Settlement Agreement Provisions

  • Division Date. Typically, date of divorce, but can be date of retirement. [See Ranfone v. Ranfone, 103 Conn. App. 243 (2007)]
  • COLA. Specify if a cost-of-living adjustment (COLA) should be awarded on the alternate payee’s share. If COLA is not awarded to the alternate payee, the participant gets the COLA on the alternate payee’s share of the benefit. Under CT caselaw, if the Settlement Agreement does not provide for COLA, the alternate payee is not entitled to it. [See Loiseau v. Loiseau, N. FA064005144, 2008 WL2553026, (Conn. Super. Ct. June11, 2008)] However, the courts typically accept a post judgment stipulation signed by both parties and filed with the QDRO.
  • Early Retirement Subsidy. If not provided to the alternate payee and the alternate payee’s share is paid before the normal retirement age, the plan will apply the full actuarial reduction instead of the lesser adjustment under the subsidy, resulting in a smaller benefit paid to the alternate payee.

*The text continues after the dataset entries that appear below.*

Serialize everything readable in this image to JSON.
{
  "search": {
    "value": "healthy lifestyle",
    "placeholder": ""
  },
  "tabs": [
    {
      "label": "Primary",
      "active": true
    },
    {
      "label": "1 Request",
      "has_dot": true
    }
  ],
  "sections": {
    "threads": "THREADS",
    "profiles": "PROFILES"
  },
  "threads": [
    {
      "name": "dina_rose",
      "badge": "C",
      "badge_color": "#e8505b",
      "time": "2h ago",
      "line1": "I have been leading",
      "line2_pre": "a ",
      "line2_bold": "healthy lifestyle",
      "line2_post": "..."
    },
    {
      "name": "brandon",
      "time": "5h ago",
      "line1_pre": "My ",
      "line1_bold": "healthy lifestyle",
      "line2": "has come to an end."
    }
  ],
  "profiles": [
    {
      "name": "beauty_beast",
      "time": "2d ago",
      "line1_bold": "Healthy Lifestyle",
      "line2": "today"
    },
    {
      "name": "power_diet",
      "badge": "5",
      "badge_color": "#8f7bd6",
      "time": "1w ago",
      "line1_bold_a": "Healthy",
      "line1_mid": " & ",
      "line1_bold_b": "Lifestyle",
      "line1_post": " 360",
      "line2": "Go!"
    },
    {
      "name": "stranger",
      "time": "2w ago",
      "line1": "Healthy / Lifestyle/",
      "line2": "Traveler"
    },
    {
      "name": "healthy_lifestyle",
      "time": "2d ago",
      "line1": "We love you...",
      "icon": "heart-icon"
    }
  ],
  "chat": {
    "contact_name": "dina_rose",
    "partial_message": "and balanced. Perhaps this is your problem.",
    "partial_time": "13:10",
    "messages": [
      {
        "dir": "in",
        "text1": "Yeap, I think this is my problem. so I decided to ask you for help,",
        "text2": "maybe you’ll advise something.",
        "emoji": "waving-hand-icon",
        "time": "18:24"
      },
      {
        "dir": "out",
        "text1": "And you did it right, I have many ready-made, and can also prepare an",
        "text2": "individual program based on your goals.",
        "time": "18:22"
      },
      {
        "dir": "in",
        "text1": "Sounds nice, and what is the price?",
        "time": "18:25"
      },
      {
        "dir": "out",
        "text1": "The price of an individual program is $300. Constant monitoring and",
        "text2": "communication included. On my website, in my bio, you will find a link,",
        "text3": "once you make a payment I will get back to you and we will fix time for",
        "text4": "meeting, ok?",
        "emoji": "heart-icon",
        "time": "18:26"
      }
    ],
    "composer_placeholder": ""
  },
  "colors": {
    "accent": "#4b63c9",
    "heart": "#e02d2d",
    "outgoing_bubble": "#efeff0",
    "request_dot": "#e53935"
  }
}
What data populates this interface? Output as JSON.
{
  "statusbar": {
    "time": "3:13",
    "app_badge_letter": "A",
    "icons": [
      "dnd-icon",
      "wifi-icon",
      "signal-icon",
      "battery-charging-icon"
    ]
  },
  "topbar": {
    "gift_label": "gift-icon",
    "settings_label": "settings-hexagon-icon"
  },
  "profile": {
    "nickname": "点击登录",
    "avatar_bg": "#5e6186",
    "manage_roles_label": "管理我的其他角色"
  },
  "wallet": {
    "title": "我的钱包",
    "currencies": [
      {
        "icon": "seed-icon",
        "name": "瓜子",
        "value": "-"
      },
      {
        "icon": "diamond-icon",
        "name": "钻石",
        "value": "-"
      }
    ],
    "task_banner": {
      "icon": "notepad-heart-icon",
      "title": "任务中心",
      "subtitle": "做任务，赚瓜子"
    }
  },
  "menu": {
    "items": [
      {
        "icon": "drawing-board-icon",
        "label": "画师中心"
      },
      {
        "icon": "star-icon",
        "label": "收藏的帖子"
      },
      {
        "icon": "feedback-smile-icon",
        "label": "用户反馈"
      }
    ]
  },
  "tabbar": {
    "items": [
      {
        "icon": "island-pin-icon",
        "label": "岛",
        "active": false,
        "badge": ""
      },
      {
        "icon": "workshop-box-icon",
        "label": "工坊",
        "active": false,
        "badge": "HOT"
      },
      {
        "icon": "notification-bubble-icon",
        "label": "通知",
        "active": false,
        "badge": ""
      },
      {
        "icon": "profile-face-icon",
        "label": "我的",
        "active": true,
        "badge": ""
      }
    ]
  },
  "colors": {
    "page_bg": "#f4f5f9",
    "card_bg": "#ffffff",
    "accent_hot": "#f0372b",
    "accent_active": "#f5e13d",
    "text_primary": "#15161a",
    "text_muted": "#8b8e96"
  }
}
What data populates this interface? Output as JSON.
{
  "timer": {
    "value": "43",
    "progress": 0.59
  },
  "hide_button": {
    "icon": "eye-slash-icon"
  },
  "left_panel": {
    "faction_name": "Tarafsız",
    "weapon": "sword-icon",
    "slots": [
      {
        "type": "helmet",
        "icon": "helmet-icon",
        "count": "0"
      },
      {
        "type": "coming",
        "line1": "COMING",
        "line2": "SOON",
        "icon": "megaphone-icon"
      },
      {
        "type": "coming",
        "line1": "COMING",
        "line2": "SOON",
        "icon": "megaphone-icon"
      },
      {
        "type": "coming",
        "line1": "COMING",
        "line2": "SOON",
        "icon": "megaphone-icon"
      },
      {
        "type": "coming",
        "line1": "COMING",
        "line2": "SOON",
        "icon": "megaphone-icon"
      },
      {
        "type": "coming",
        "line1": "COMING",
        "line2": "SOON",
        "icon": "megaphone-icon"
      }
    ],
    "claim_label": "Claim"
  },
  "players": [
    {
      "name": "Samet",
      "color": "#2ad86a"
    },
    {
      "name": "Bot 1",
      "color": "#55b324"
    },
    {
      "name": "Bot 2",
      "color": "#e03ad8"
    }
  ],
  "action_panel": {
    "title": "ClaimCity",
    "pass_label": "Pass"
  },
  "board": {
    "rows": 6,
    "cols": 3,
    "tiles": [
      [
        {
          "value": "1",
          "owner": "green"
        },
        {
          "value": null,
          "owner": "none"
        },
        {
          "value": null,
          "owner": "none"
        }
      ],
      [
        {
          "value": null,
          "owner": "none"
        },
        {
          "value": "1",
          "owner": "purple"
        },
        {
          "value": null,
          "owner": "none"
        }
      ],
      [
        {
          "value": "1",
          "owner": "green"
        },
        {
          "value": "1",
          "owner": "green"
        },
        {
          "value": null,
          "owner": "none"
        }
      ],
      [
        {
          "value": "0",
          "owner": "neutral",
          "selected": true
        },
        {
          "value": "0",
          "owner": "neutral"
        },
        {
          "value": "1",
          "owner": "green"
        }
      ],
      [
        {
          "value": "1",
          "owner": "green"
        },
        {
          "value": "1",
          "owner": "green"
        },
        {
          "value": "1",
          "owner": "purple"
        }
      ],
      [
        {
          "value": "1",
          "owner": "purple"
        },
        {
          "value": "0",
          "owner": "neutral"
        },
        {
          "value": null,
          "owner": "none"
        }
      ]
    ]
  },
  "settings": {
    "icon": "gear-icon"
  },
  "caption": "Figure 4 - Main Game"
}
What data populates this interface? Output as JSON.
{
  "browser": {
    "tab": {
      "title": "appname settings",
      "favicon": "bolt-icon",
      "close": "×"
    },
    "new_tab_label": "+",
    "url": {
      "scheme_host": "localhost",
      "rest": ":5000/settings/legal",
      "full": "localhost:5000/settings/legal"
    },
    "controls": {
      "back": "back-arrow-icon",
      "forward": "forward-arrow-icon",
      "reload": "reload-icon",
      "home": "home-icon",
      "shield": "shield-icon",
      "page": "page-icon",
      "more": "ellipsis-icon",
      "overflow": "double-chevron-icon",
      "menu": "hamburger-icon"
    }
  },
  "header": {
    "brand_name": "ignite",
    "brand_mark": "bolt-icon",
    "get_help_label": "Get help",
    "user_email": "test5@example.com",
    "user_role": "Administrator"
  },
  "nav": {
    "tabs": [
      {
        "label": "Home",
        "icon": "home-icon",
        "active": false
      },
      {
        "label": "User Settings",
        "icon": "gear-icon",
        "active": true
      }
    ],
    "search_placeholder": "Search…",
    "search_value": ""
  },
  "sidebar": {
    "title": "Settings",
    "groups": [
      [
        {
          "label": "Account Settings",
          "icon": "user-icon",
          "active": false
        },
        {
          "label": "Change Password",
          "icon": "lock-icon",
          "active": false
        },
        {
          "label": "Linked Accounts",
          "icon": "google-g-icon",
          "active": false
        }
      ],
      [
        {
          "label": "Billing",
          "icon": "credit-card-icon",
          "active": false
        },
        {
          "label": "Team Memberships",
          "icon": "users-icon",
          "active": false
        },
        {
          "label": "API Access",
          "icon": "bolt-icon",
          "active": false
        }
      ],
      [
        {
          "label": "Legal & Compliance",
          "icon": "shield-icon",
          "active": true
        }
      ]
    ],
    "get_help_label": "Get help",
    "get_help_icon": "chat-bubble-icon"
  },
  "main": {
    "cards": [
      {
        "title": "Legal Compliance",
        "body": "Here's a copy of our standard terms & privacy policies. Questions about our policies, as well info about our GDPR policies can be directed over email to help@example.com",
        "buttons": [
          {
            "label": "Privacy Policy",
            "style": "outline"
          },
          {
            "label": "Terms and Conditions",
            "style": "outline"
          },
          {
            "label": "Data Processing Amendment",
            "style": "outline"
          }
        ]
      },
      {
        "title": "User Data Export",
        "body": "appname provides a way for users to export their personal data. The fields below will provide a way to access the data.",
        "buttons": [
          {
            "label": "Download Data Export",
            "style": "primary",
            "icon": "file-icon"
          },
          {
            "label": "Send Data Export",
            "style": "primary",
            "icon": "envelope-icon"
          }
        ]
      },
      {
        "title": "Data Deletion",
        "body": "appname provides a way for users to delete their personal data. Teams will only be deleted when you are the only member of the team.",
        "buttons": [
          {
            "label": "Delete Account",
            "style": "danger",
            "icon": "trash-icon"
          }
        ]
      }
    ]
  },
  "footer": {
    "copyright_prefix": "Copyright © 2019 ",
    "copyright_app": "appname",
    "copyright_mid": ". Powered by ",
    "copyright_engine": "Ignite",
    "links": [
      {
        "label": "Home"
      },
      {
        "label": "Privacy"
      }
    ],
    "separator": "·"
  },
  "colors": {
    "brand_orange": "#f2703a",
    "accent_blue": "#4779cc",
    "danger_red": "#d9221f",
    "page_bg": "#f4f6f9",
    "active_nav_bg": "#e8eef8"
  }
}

Key Issues with Non-Qualified Defined Benefit Plans

A non-qualified plan is generally available only to highly compensated individuals and is not subject to the qualification provisions of the Internal Revenue Code (IRC) that apply to qualified plans. These plans typically provide benefits in excess of the IRC limitations for qualified plans and there is no ERISA protection. This is a valuable benefit that often is not disclosed.

  • Considered unfunded because assets are available to the employer’s creditors.
  • Treasury regulations for non-qualified plans permit division by QDRO, but many employers will not accept a QDRO.
  • If not divisible by QDRO, the assigned benefit must be paid by the employee to the former spouse when the employee receives the retirement benefit. This creates tax issues which should be addressed in the Settlement Agreement.